El Circus recibía una presión exterior aún más feroz. La facción del colonial Wilbraham no había permanecido inactiva, y el Grupo de Dirección, en un sorprendente viraje, decidió que el gobernador de Hong Kong debía estar informado de todos los detalles del caso y en seguida, además. Se habló incluso a alto nivel de llamarle a Londres con cualquier pretexto. Se había desencadenado el pánico porque Ko había sido recibido una vez más en casa del gobernador, esta vez en una de las cenas íntimas de éste a la que asistieron chinos influyentes para exponer sus opiniones de modo confidencial.
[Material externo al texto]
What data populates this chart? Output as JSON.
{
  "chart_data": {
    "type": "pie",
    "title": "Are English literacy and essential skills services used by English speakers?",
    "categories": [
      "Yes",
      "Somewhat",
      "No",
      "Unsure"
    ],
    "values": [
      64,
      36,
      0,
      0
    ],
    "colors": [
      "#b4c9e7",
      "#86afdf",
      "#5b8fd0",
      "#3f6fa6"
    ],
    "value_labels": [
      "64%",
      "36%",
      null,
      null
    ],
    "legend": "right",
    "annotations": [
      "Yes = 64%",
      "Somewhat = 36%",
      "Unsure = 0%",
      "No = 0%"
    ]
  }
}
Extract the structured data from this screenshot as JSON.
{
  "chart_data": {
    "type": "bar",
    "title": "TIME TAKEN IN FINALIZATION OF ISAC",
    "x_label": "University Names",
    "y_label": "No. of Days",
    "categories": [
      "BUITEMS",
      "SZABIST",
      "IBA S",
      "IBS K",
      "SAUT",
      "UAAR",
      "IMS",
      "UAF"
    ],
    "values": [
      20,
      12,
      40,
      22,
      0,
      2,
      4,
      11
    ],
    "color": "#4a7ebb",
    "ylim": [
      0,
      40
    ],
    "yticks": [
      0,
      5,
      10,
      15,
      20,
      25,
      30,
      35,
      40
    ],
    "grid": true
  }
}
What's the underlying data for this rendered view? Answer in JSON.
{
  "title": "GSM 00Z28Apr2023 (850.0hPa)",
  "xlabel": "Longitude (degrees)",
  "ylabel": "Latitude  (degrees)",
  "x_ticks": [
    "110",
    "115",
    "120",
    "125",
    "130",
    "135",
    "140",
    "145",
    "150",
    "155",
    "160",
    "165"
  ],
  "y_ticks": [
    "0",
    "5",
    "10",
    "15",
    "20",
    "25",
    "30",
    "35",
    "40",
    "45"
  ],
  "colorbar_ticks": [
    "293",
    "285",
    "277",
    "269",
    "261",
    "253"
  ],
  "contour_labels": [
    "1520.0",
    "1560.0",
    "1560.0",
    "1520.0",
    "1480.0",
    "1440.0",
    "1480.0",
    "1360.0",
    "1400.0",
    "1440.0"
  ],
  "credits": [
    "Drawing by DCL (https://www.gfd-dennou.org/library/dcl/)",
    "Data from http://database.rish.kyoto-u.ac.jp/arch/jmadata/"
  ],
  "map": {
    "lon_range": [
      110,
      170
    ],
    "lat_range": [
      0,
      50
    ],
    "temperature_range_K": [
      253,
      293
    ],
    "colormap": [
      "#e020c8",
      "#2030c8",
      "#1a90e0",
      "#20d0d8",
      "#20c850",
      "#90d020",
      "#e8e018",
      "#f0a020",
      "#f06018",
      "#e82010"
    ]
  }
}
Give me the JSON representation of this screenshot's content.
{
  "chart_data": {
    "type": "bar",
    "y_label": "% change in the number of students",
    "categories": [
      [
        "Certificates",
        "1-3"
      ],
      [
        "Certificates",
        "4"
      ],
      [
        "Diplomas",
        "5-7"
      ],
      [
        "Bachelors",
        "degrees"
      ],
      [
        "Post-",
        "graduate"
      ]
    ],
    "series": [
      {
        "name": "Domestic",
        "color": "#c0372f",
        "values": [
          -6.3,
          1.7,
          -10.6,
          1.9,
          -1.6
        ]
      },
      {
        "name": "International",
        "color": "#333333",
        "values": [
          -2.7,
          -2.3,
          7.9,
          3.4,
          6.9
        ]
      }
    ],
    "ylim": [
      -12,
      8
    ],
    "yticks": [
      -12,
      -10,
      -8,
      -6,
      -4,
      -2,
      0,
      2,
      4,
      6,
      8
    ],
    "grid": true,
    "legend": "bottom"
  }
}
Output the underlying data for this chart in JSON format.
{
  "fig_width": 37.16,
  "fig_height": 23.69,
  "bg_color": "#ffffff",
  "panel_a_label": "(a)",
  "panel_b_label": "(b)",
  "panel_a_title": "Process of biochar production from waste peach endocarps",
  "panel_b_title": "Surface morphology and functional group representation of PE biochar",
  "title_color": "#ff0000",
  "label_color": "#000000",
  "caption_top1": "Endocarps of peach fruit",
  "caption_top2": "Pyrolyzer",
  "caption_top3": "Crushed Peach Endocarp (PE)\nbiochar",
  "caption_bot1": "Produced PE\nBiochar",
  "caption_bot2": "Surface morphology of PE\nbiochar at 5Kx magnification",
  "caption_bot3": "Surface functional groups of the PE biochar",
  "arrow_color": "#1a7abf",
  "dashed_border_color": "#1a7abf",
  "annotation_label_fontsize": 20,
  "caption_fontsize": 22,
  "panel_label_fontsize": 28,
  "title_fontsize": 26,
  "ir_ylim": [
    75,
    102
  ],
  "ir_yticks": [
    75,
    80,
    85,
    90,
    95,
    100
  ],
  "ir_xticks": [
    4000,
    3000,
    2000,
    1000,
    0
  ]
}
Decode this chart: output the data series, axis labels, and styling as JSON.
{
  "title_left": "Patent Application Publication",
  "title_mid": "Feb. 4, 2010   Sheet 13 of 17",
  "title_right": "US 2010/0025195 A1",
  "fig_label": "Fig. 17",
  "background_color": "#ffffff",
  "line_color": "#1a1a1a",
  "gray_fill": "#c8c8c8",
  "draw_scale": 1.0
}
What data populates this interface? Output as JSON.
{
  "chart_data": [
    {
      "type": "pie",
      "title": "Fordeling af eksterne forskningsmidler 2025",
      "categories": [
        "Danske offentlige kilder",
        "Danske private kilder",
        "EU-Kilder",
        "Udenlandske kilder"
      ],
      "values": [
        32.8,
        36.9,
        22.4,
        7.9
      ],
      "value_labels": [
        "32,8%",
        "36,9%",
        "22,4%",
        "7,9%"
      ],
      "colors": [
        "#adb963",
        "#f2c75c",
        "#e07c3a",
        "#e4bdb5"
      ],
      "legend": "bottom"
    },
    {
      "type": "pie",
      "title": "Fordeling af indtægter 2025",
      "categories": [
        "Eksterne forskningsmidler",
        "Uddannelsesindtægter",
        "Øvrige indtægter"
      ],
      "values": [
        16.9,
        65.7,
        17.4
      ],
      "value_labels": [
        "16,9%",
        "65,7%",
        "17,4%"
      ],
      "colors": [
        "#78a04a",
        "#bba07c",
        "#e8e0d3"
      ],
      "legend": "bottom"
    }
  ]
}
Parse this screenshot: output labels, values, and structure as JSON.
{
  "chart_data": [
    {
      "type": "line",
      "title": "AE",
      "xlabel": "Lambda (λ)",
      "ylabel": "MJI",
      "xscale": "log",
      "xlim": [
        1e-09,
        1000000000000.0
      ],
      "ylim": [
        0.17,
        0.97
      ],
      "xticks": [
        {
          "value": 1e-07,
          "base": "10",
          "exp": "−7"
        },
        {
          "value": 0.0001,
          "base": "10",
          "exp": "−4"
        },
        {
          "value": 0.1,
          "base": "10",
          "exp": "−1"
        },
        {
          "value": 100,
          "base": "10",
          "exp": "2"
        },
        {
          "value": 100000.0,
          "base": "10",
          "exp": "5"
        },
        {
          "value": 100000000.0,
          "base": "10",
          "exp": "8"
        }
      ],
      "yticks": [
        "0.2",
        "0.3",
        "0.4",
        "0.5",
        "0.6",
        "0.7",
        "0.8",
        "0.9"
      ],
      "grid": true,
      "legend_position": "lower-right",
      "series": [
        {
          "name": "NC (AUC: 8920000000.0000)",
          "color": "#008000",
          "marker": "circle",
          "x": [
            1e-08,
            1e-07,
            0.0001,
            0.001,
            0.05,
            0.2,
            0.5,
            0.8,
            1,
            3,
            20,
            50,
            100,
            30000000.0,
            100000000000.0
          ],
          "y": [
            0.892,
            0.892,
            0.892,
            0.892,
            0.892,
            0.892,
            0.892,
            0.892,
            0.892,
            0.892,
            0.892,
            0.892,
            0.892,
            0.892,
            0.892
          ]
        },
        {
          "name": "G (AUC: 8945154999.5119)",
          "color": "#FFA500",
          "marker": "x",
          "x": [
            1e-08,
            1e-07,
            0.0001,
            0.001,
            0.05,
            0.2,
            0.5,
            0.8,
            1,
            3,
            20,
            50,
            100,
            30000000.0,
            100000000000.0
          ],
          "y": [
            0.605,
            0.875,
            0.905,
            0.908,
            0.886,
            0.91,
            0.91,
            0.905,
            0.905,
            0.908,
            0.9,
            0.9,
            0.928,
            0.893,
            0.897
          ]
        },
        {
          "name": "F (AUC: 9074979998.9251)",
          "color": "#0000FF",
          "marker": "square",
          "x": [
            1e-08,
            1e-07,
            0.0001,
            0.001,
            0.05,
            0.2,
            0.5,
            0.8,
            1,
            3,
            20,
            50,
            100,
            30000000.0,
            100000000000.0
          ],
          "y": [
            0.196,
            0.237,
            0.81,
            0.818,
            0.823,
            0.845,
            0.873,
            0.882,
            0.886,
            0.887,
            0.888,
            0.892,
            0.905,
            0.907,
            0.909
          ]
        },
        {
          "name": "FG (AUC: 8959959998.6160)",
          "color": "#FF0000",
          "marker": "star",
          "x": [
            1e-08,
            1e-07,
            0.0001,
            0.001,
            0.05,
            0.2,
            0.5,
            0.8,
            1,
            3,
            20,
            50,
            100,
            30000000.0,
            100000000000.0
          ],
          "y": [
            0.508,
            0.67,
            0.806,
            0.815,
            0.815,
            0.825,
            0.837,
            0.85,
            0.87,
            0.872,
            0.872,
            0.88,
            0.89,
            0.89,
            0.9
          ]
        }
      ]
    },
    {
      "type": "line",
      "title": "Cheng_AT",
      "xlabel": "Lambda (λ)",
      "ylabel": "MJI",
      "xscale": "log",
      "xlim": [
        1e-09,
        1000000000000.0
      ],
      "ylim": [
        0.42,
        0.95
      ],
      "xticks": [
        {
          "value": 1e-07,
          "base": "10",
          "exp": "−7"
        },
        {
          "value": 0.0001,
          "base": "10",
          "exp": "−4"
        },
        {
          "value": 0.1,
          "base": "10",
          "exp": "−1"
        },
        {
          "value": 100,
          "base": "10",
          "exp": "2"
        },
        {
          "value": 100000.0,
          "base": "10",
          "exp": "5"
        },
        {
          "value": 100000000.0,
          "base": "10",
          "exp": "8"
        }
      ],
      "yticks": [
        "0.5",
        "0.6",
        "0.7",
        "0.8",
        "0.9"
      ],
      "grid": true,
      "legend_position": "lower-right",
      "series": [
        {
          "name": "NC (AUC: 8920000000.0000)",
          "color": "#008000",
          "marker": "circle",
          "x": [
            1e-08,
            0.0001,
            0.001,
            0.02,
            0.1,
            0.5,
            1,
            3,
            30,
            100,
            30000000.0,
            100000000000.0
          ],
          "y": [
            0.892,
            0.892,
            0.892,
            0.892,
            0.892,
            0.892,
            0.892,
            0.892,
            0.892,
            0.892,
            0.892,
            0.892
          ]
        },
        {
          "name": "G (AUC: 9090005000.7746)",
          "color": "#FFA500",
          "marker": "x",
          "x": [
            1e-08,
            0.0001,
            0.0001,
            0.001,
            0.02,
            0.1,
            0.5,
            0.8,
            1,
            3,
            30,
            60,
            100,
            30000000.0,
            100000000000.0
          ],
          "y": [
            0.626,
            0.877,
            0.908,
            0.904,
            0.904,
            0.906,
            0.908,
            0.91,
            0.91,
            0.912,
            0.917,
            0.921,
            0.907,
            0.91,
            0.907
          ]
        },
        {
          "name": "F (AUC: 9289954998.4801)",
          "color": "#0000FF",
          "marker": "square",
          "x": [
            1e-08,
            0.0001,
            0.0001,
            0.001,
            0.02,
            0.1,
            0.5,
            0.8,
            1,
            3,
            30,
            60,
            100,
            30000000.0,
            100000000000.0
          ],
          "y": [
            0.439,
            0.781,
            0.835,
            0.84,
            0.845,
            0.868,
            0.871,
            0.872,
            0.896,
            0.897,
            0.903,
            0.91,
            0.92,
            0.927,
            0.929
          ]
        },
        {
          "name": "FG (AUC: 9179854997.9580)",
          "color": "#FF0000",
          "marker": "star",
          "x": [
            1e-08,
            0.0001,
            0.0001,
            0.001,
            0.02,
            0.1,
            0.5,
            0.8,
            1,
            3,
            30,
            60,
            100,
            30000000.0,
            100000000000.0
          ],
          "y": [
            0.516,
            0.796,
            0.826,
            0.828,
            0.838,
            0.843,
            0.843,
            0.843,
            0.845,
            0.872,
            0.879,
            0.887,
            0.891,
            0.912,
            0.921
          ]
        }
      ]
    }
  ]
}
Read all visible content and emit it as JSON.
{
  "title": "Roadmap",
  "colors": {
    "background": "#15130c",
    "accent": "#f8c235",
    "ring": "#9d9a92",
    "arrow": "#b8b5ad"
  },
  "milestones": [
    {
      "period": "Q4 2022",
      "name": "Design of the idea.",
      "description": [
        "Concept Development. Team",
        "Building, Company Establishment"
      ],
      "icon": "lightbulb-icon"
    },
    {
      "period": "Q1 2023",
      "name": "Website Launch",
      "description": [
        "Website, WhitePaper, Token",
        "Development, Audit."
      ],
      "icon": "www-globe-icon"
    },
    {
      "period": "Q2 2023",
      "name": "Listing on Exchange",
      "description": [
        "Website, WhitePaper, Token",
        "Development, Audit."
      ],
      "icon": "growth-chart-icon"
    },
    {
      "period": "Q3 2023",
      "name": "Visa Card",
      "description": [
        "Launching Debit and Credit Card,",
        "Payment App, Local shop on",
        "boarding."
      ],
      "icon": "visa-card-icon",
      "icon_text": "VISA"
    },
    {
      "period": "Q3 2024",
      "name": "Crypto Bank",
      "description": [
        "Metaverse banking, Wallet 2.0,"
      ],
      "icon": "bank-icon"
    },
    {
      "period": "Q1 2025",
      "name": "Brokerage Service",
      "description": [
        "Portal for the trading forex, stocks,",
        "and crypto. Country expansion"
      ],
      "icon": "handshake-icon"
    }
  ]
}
Saul Enderby y sus camaradas de la línea dura, por el contrario, tiraban por el lado opuesto: «Al diablo el gobernador. ¡Lo que queremos es asociación plena con los primos inmediatamente!» George debería ir a ver a Martello
hoy,
decía Enderby, y exponer claramente todo el caso e invitarles a hacerse cargo de la última etapa del asunto. Tenía que dejar de jugar al escondite con lo de Nelson, tenía que admitir que no disponía de recursos, debía dejar que los primos calculasen el posible dividendo en información secreta que les correspondía, y si ellos remataban el caso, tanto mejor: que se atribuyesen luego la gloria en la colina del Capitolio, para confusión de sus enemigos. El resultado de este gesto generoso y oportuno, argumentaba Enderby (al producirse en medio del desastre de Vietnam) sería una asociación indisoluble de los servicios secretos para años futuros, punto de vista que Lacon parecía apoyar, pese a su actitud vacilante. Cogido entre dos fuegos, Smiley se vio de pronto encorsetado con una reputación doble. El equipo de Wilbraham le calificaba de anticolonial y pronorteamericano, mientras que los hombres de Enderby le acusaban de ultraconservador en el manejo de la relación especial. Pero era mucho más grave, de cualquier modo, la impresión que tenía Smiley de que, por otros caminos, Martello había recibido información del asunto, y que sería capaz de explotarla. Las fuentes de Molly Meakin, por ejemplo, hablaban de una creciente relación entre Enderby y Martello a nivel personal y no sólo porque todos sus hijos estudiasen en el Lycée de South Kensington. Al parecer, últimamente iban a pescar los fines de semana los dos juntos a Escocia, donde Enderby tenía un poco de agua. Martello ponía el avión, según los rumores, y Enderby suministraba la pesca. Smiley se enteró también por entonces, a su manera fantasmal, de lo que todos los demás sabían desde el principio y suponían que él también sabía. La tercera y última esposa de Enderby era norteamericana. Y rica. Antes de casarse, había sido anfitriona conocida de la buena sociedad de Washington, papel que estaba reproduciendo ahora en Londres con cierto éxito.